From: Oliver Upton <oliver.upton@linux.dev>
To: Sean Christopherson <seanjc@google.com>
Cc: Marc Zyngier <maz@kernel.org>, Ankit Agrawal <ankita@nvidia.com>,
Catalin Marinas <catalin.marinas@arm.com>,
Jason Gunthorpe <jgg@nvidia.com>,
"joey.gouly@arm.com" <joey.gouly@arm.com>,
"suzuki.poulose@arm.com" <suzuki.poulose@arm.com>,
"yuzenghui@huawei.com" <yuzenghui@huawei.com>,
"will@kernel.org" <will@kernel.org>,
"ryan.roberts@arm.com" <ryan.roberts@arm.com>,
"shahuang@redhat.com" <shahuang@redhat.com>,
"lpieralisi@kernel.org" <lpieralisi@kernel.org>,
"david@redhat.com" <david@redhat.com>,
Aniket Agashe <aniketa@nvidia.com>, Neo Jia <cjia@nvidia.com>,
Kirti Wankhede <kwankhede@nvidia.com>,
"Tarun Gupta (SW-GPU)" <targupta@nvidia.com>,
Vikram Sethi <vsethi@nvidia.com>,
Andy Currid <acurrid@nvidia.com>,
Alistair Popple <apopple@nvidia.com>,
John Hubbard <jhubbard@nvidia.com>,
Dan Williams <danw@nvidia.com>, Zhi Wang <zhiw@nvidia.com>,
Matt Ochs <mochs@nvidia.com>, Uday Dhoke <udhoke@nvidia.com>,
Dheeraj Nigam <dnigam@nvidia.com>,
Krishnakant Jaju <kjaju@nvidia.com>,
"alex.williamson@redhat.com" <alex.williamson@redhat.com>,
"sebastianene@google.com" <sebastianene@google.com>,
"coltonlewis@google.com" <coltonlewis@google.com>,
"kevin.tian@intel.com" <kevin.tian@intel.com>,
"yi.l.liu@intel.com" <yi.l.liu@intel.com>,
"ardb@kernel.org" <ardb@kernel.org>,
"akpm@linux-foundation.org" <akpm@linux-foundation.org>,
"gshan@redhat.com" <gshan@redhat.com>,
"linux-mm@kvack.org" <linux-mm@kvack.org>,
"ddutile@redhat.com" <ddutile@redhat.com>,
"tabba@google.com" <tabba@google.com>,
"qperret@google.com" <qperret@google.com>,
"kvmarm@lists.linux.dev" <kvmarm@lists.linux.dev>,
"linux-kernel@vger.kernel.org" <linux-kernel@vger.kernel.org>,
"linux-arm-kernel@lists.infradead.org"
<linux-arm-kernel@lists.infradead.org>
Subject: Re: [PATCH v3 1/1] KVM: arm64: Allow cacheable stage 2 mapping using VMA flags
Date: Wed, 26 Mar 2025 11:51:57 -0700 [thread overview]
Message-ID: <Z-RMzYHOzc36H7yR@linux.dev> (raw)
In-Reply-To: <Z-RGYO3QVj5JNjRB@google.com>
On Wed, Mar 26, 2025 at 11:24:32AM -0700, Sean Christopherson wrote:
> > > But I thought the whole problem is that mapping this fancy memory as device is
> > > unsafe on non-FWB hosts?

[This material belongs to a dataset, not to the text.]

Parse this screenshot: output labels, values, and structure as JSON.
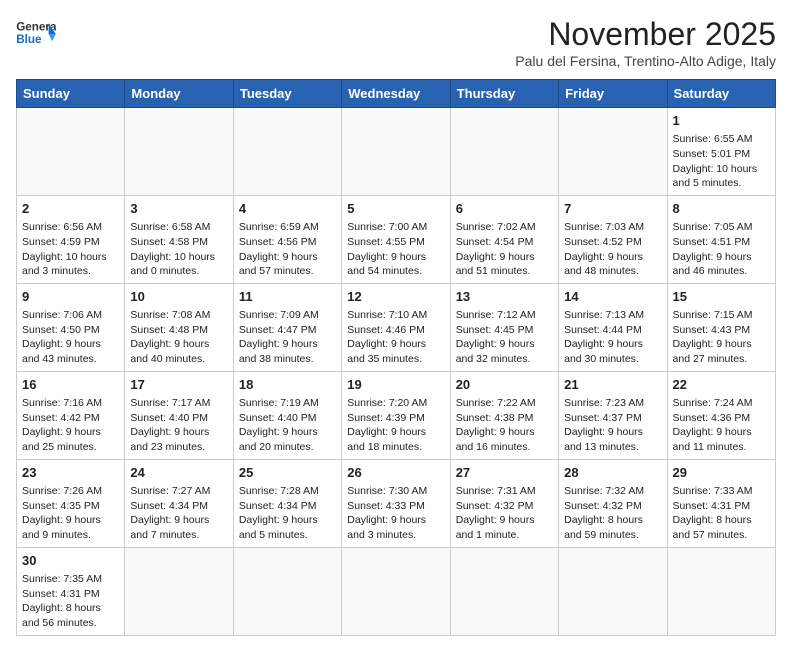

If it's safe, then why does KVM needs to reject anything
> > > in the first place?
> >
> > I don't know where you got that idea. This is all about what memory
> > type is exposed to a guest:
> >
> > - with FWB, no need for CMOs, so cacheable memory is allowed if the
> > device supports it (i.e. it actually exposes memory), and device
> > otherwise.
> >
> > - without FWB, CMOs are required, and we don't have a host mapping for
> > these pages. As a fallback, the mapping is device only, as this
> > doesn't require any CMO by definition.
> >
> > There is no notion of "safety" here.
>
> Ah, the safety I'm talking about is the CMO requirement. IIUC, not doing CMOs
> if the memory is cacheable could result in data corruption, i.e. would be a safety
> issue for the host. But I missed that you were proposing that the !FWB behavior
> would be to force device mappings.
To Jason's earlier point, you wind up with a security issue the other
way around.
Supposing the host is using a cacheable mapping to, say, zero the $THING
at the other end of the mapping. Without a way to CMO the $THING we
cannot make the zeroing visible to a guest with a stage-2 Device-* mapping.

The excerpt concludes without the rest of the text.